The court majority relied heavily on a 2004 Supreme Court decision that rejected a free exercise challenge to the State of Washington’s graduate scholarship policy barring such support from being used to fund education for religious ministry. A scholarship recipient could use scholarship money to pursue graduate study in the history of religion but not to pursue a theology degree. The state was not banning education in theology, certainly, but was taking the position that it shouldn’t pay to educate people to be ministers (something commonly done in Britain at the time the new American nation adopted the First Amendment).
The Washington State policy, the high court concluded, “imposes neither criminal nor civil sanctions on any type of religious service or rite. It does not deny to ministers the right to participate in the political affairs of the community. And it does not require students to choose between their religious beliefs and receiving a government benefit. The State has merely chosen not to fund a distinct category of instruction.”

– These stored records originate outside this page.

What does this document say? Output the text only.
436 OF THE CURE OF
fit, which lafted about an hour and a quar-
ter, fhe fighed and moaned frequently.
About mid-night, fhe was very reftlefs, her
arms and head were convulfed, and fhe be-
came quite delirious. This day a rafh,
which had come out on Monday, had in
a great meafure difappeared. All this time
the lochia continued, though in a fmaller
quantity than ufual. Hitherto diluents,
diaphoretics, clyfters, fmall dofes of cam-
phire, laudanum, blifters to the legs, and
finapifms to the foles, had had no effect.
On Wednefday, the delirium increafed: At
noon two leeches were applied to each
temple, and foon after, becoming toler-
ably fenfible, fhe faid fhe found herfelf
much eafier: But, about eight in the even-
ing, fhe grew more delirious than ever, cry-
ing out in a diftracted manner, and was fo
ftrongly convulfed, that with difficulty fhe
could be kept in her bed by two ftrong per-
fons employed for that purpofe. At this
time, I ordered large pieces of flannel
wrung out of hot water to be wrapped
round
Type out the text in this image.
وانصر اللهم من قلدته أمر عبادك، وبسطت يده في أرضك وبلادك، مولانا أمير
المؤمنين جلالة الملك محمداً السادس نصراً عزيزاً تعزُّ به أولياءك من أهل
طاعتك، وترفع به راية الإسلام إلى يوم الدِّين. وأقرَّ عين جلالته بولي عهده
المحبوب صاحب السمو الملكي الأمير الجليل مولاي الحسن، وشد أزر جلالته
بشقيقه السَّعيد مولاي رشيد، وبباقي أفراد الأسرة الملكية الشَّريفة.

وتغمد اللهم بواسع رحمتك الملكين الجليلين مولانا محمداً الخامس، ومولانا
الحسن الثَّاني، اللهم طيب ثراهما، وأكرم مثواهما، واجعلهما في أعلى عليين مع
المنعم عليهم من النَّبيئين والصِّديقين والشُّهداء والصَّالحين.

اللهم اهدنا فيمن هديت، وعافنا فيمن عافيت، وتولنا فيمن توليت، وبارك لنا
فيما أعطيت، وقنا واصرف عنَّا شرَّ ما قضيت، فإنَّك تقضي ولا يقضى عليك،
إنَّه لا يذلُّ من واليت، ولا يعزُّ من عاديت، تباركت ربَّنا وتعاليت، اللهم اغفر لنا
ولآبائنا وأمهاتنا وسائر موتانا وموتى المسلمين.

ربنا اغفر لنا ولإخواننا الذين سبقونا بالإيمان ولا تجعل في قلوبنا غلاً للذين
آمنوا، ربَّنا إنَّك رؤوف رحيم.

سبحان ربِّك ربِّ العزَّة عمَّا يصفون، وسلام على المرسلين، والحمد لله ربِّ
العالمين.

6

The Second Circuit panel similarly saw the New York schools case as one essentially about funding. Can the schools decide that they do not want to provide financial assistance by allowing their property to be converted to religious worship service use? In light of the 2004 decision in the Washington State case, the Second Circuit panel majority did not see this as a difficult question. Both cases reflect the “historical and constitutional aversion to the use of public funds to support the practice of religion,” the panel found. The city’s interest “in respecting the principle of the Establishment Clause that disfavors public funding of religion is substantial, and the burden, if it can properly be called a burden, that falls on Bronx Household in needing to find a location that is not subsidized by the City for the conduct of its religious worship services, is minor from a constitutional point of view.”
Still, the burden on Bronx Household of Faith, from a real estate perspective, is not minor, which may help explain Judge Walker’s dissent. He argued that allowing the congregation to use public school space available generally to community groups “is hardly financing of that entity” and that “shutting the door to religious worship services in such a setting when every other activity is permitted strikes at the [Free Exercise] Clause’s core.” He argued that the policy “plainly discriminates against religious belief and cannot be justified by a compelling government interest.”
Walker suggested the underlying issues are “ripe for Supreme Court review.”
All indications are that Mayor Bill de Blasio, who has long voiced support for allowing churches to use otherwise empty school buildings on Sundays, will claw back the policy about which the city just won an appellate victory, rendering moot the current legal controversy.
If he does that, however, the Establishment Clause question would remain, and taxpayers objecting to the use of buildings paid for with public funds for religious worship services might set off new litigation, requiring an answer to the question the Second Circuit panel dodged answering in the case just decided.